Unfortunately that means we're trounced when performing operations like that. e.g.
// contains_string.rs
extern crate test;
fn main() {
let haystack = std::io::stdin().read_to_str().unwrap();
let needle = "Anything whatsoever related to the Rust programming language: an open-source systems programming language from Mozilla, emphasizing safety, concurrency, and speed.";
println!("{} {}", haystack.len(), needle.len());
for _ in range(0, 1000) {
test::black_box(haystack.contains(needle))
}
}
// contains_string.c
#include<string.h>
#include<stdio.h>
#include<unistd.h>
#include<stdlib.h>
// 16MB
#define N (1 << 24)
int main() {
char * haystack = calloc(N, 1);
read(0, haystack, N - 1);
const char * needle = "Anything whatsoever related to the Rust programming language: an open-source systems programming language from Mozilla, emphasizing safety, concurrency, and speed.";
printf("%d %d", strlen(haystack), strlen(needle));
int count = 0;
for (int i = 0; i < 1000; i ++) {
haystack[N - 1] = 0;
count += strstr(haystack, needle) == NULL;
}
return count;
}
// contains_string.py
import sys
haystack = sys.stdin.read()
needle = "Anything whatsoever related to the Rust programming language: an open-source systems programming language from Mozilla, emphasizing safety, concurrency, and speed."
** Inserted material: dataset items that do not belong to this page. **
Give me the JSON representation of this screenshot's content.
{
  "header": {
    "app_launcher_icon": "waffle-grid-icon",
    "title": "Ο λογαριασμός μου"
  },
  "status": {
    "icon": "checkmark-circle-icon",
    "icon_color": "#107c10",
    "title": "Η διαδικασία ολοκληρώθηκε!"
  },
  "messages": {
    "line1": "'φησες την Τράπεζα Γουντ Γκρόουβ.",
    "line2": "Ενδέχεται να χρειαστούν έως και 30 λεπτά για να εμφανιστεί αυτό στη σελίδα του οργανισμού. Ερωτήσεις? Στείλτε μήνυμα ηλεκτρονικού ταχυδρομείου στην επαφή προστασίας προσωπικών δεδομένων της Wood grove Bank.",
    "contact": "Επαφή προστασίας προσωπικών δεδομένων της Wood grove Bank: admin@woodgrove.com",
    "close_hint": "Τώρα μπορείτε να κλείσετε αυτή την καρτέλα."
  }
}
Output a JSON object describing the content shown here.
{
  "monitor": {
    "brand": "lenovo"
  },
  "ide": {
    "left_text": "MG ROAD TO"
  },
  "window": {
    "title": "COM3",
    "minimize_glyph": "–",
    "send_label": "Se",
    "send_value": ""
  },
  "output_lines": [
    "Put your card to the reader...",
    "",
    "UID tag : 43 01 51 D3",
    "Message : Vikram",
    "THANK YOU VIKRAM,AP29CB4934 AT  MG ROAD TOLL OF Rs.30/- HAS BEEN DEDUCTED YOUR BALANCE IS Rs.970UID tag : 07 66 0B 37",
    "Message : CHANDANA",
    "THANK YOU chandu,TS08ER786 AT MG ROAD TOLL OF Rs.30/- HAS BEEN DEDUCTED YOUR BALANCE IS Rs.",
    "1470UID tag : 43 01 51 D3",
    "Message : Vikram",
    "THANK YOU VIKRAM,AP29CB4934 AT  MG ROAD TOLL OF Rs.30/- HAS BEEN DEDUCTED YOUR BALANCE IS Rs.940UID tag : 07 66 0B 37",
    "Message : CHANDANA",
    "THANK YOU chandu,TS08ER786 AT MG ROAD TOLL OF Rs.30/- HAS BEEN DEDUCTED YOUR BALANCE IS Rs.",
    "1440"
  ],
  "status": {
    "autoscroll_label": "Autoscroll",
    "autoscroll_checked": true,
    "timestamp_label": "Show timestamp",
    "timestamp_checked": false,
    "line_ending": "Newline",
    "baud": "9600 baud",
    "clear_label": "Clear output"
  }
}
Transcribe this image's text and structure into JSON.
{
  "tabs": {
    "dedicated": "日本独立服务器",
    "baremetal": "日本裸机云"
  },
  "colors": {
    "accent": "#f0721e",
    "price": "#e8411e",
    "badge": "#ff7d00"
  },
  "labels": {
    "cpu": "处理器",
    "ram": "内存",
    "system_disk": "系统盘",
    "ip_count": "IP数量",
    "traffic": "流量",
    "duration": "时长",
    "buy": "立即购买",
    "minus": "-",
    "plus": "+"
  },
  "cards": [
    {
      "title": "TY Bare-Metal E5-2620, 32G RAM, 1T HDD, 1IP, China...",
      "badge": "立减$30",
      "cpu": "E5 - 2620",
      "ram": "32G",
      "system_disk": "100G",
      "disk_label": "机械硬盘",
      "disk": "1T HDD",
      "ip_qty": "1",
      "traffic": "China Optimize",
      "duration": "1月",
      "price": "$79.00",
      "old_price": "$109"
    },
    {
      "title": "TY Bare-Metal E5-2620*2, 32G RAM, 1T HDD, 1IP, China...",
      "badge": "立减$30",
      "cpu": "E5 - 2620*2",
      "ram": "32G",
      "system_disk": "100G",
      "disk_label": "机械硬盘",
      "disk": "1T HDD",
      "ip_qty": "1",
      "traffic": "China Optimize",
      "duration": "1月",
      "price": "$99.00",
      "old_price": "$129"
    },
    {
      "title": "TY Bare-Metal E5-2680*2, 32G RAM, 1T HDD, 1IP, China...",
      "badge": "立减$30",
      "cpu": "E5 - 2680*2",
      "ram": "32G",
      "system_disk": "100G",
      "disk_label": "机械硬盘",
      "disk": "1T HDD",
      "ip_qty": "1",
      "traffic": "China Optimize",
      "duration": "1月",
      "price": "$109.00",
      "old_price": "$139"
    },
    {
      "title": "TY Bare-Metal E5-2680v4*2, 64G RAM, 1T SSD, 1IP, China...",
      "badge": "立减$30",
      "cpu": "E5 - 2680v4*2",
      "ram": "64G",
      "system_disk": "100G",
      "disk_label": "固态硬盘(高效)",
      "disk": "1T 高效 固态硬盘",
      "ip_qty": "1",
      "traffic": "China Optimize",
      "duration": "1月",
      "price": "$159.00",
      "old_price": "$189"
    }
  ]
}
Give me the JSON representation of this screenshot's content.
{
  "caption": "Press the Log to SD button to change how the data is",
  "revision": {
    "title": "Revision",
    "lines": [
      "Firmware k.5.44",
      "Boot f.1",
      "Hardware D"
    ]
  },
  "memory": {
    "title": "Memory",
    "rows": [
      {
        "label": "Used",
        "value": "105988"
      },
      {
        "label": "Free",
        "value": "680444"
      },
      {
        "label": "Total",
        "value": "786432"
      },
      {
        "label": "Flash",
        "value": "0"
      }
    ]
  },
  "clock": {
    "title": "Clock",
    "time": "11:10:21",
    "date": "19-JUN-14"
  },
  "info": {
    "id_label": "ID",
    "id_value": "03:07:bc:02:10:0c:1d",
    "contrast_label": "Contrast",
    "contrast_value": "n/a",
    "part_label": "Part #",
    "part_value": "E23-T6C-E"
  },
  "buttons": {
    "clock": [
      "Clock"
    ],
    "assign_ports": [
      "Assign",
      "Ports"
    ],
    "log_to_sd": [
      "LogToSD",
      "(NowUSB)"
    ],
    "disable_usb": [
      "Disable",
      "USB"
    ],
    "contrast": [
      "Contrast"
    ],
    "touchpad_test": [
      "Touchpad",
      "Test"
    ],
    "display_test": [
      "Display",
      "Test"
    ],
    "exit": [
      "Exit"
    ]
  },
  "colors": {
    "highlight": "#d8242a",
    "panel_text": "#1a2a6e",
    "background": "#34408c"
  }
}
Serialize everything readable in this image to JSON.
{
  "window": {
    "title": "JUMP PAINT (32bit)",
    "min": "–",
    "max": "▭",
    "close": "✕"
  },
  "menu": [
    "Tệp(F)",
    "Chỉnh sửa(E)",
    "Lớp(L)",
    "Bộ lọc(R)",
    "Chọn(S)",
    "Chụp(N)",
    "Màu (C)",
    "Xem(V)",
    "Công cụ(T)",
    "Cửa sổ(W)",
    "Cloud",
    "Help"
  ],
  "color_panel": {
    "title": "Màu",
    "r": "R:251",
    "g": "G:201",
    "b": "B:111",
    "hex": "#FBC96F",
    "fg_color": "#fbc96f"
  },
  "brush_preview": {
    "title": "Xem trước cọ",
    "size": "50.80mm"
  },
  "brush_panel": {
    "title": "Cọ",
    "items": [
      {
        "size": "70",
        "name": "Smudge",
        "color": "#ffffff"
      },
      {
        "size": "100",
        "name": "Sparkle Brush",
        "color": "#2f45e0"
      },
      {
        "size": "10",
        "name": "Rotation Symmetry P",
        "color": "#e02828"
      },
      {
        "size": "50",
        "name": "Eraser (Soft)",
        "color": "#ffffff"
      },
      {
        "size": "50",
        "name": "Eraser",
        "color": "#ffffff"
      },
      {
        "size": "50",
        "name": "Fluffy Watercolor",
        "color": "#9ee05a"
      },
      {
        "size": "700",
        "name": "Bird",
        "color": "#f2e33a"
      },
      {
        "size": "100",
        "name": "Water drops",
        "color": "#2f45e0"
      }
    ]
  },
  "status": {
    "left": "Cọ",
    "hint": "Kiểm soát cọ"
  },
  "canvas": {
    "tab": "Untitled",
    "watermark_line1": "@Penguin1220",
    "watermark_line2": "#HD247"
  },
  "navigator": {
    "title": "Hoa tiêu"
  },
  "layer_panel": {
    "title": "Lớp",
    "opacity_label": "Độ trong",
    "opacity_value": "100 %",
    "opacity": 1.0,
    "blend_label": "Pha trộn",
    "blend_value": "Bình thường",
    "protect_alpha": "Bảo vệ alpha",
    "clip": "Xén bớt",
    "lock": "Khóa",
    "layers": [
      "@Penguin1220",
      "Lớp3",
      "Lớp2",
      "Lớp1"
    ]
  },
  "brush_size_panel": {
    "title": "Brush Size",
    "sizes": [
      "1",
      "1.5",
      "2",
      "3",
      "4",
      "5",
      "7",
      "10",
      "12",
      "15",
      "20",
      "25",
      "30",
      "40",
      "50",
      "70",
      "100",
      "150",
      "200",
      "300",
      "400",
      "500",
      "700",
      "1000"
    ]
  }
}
print(len(haystack), len(needle))
for _ in range(0, 1000):
needle in haystack
$ wget http://www.gutenberg.org/cache/epub/1342/pg1342.txt # pride and prejudice (700 kb)
[...snip...]
$ rustc -O contains_string.rs
$ gcc -O contains_string.c -o contains_string_c -std=gnu11
$ time ./contains_string < pg1342.txt
717569 163
real 0m1.041s
user 0m1.036s
sys 0m0.000s
$ time ./contains_string_c < pg1342.txt
717569 163
real 0m0.064s
user 0m0.056s
sys 0m0.004s
$ time python ./contains_string.py < pg1342.txt
(717569, 163)
real 0m0.155s
user 0m0.152s
sys 0m0.000s
General notes:
- glibc's
strstr
: strstr.c and str-two-way.h - A cursory search found this article which might be interesting to experiment with.
- This came up on reddit (discussion)